🤖 AI Summary
This work addresses the challenge of aligning natural language experimental protocols, scientific intent, and executable device instructions in automated biological experimentation by introducing ProtoPilot, a self-evolving multi-agent system. ProtoPilot leverages a hierarchical verifiable architecture, collaborative multi-agent coordination, and runtime skill library updates to automatically translate natural language protocols into executable code, establishing the first closed-loop autonomous wet-lab workflow with experimental validation. Empirical evaluation demonstrates that ProtoPilot achieves a 90.2% top-3 agreement with expert preferences, an 89.5% end-to-end protocol-to-code success rate, and an 88.24% execution success rate on the Opentrons platform—significantly outperforming baseline methods. The system successfully produced DNA constructs validated by Sanger sequencing and generated interpretable experimental outcomes.
📝 Abstract
Autonomous wet-lab experimentation requires more than plausible protocol text: biological intent, quantitative procedures, device constraints and experimental feedback must remain aligned from protocol and SOP design to code and physical execution. We developed ProtoPilot, a self-evolving multi-agent system, together with an expert-grounded benchmark and evaluation framework for testing this conversion as an experimental automation problem.
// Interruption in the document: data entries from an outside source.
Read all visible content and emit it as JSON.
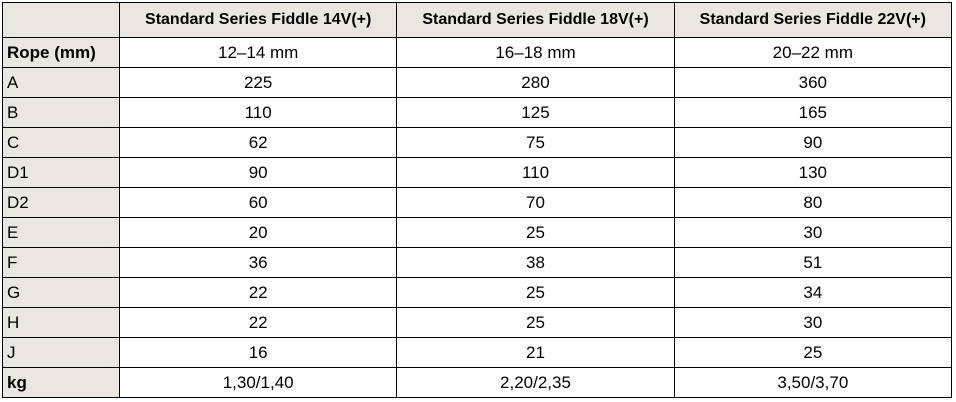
{
  "table": {
    "header": [
      "Standard Series Fiddle 14V(+)",
      "Standard Series Fiddle 18V(+)",
      "Standard Series Fiddle 22V(+)"
    ],
    "rows": [
      [
        "Rope (mm)",
        "12–14 mm",
        "16–18 mm",
        "20–22 mm"
      ],
      [
        "A",
        225,
        280,
        360
      ],
      [
        "B",
        110,
        125,
        165
      ],
      [
        "C",
        62,
        75,
        90
      ],
      [
        "D1",
        90,
        110,
        130
      ],
      [
        "D2",
        60,
        70,
        80
      ],
      [
        "E",
        20,
        25,
        30
      ],
      [
        "F",
        36,
        38,
        51
      ],
      [
        "G",
        22,
        25,
        34
      ],
      [
        "H",
        22,
        25,
        30
      ],
      [
        "J",
        16,
        21,
        25
      ],
      [
        "kg",
        "1,30/1,40",
        "2,20/2,35",
        "3,50/3,70"
      ]
    ]
  }
}
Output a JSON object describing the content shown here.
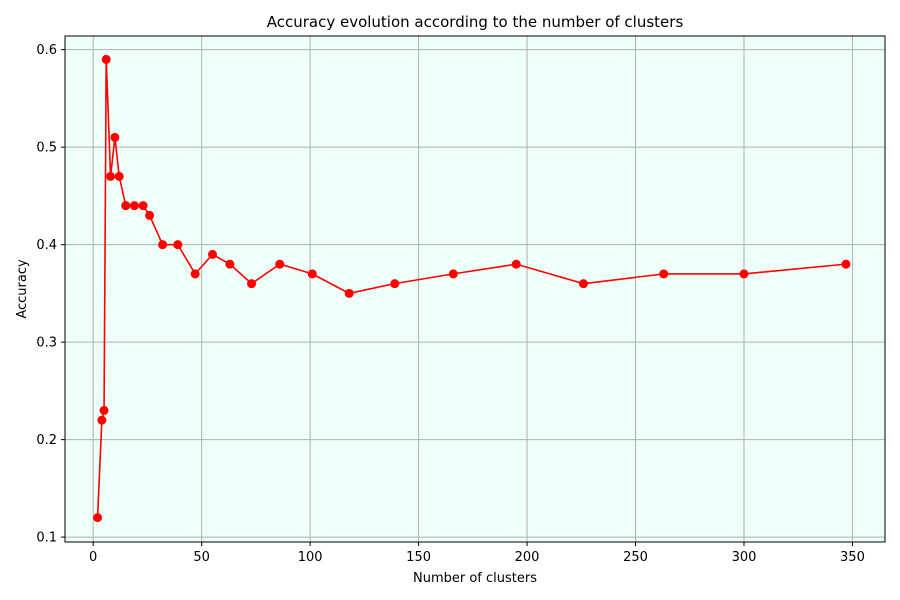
{
  "chart_data": {
    "type": "line",
    "title": "Accuracy evolution according to the number of clusters",
    "xlabel": "Number of clusters",
    "ylabel": "Accuracy",
    "xlim": [
      -13,
      365
    ],
    "ylim": [
      0.095,
      0.614
    ],
    "x_ticks": [
      0,
      50,
      100,
      150,
      200,
      250,
      300,
      350
    ],
    "y_ticks": [
      0.1,
      0.2,
      0.3,
      0.4,
      0.5,
      0.6
    ],
    "grid": true,
    "background_color": "#eefff9",
    "series": [
      {
        "color": "#ff0000",
        "marker": "circle",
        "x": [
          2,
          4,
          5,
          6,
          8,
          10,
          12,
          15,
          19,
          23,
          26,
          32,
          39,
          47,
          55,
          63,
          73,
          86,
          101,
          118,
          139,
          166,
          195,
          226,
          263,
          300,
          347
        ],
        "y": [
          0.12,
          0.22,
          0.23,
          0.59,
          0.47,
          0.51,
          0.47,
          0.44,
          0.44,
          0.44,
          0.43,
          0.4,
          0.4,
          0.37,
          0.39,
          0.38,
          0.36,
          0.38,
          0.37,
          0.35,
          0.36,
          0.37,
          0.38,
          0.36,
          0.37,
          0.37,
          0.38
        ]
      }
    ]
  }
}
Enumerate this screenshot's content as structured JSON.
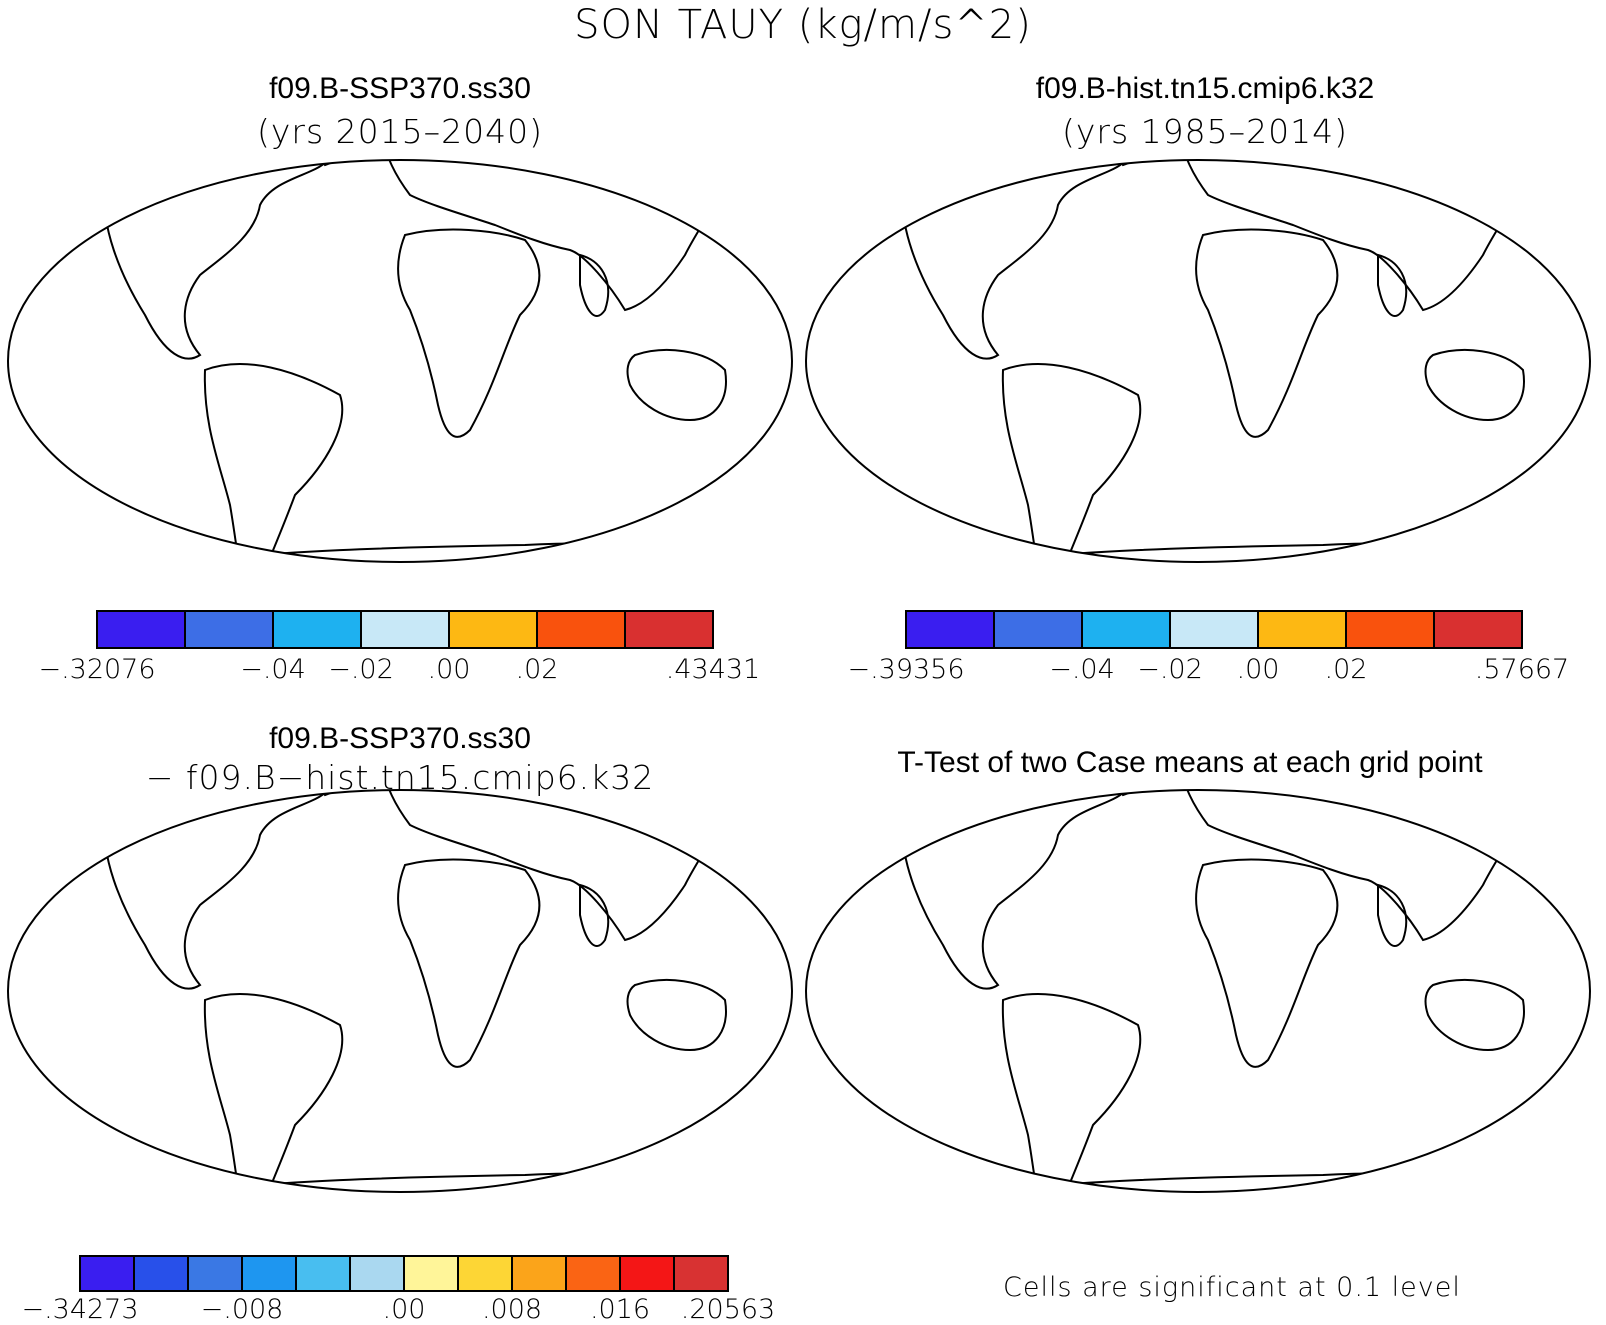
{
  "figure": {
    "title": "SON TAUY (kg/m/s^2)"
  },
  "panels": [
    {
      "id": "case1",
      "title": "f09.B-SSP370.ss30",
      "subtitle": "(yrs 2015–2040)",
      "colorbar": {
        "colors": [
          "#3a1ef0",
          "#3d6ee6",
          "#1eb1f0",
          "#c8e8f7",
          "#fdb813",
          "#f9520d",
          "#d93030"
        ],
        "labels": [
          "−.32076",
          "−.04",
          "−.02",
          ".00",
          ".02",
          ".43431"
        ]
      }
    },
    {
      "id": "case2",
      "title": "f09.B-hist.tn15.cmip6.k32",
      "subtitle": "(yrs 1985–2014)",
      "colorbar": {
        "colors": [
          "#3a1ef0",
          "#3d6ee6",
          "#1eb1f0",
          "#c8e8f7",
          "#fdb813",
          "#f9520d",
          "#d93030"
        ],
        "labels": [
          "−.39356",
          "−.04",
          "−.02",
          ".00",
          ".02",
          ".57667"
        ]
      }
    },
    {
      "id": "difference",
      "title": "f09.B-SSP370.ss30",
      "subtitle": "− f09.B−hist.tn15.cmip6.k32",
      "colorbar": {
        "colors": [
          "#3a1ef0",
          "#2850ea",
          "#3a78e4",
          "#1e96f0",
          "#48bef0",
          "#aad8f0",
          "#fff599",
          "#fdd635",
          "#fba41a",
          "#fa6414",
          "#f41616",
          "#d83232"
        ],
        "labels": [
          "−.34273",
          "−.008",
          ".00",
          ".008",
          ".016",
          ".20563"
        ]
      }
    },
    {
      "id": "ttest",
      "title": "T-Test of two Case means at each grid point",
      "note": "Cells are significant at 0.1 level",
      "significant_color": "#ff0000"
    }
  ]
}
The framework spans 294 synthetic-biology and molecular-biology tasks derived from 98 gold-standard protocols, wet-lab expert rubrics, device-level validity gates and real experimental tests. ProtoPilot incorporates layer-wise verifiability, multi-agent orchestration and a runtime-updated skill library to generate protocols, expand SOPs, synthesize SDK-compliant code and revise workflows from wet-lab feedback. It achieved a Top@3 expert-preference rate of 90.2%, an overall protocol-to-code gate pass rate of 89.5% and an Opentrons pass rate of 88.24%, compared with 32.35% for OpenTrons-AI. Wet-lab validation produced interpretable readouts, Sanger-confirmed products and feedback-corrected PCA-assembled DNA targets, establishing a verifiable route to autonomous experimentation. Together, these results show that the evaluation framework captures execution-relevant requirements for autonomous wet-lab automation, and that ProtoPilot can meet them by converting protocol and code generation into validated execution and feedback-guided revision.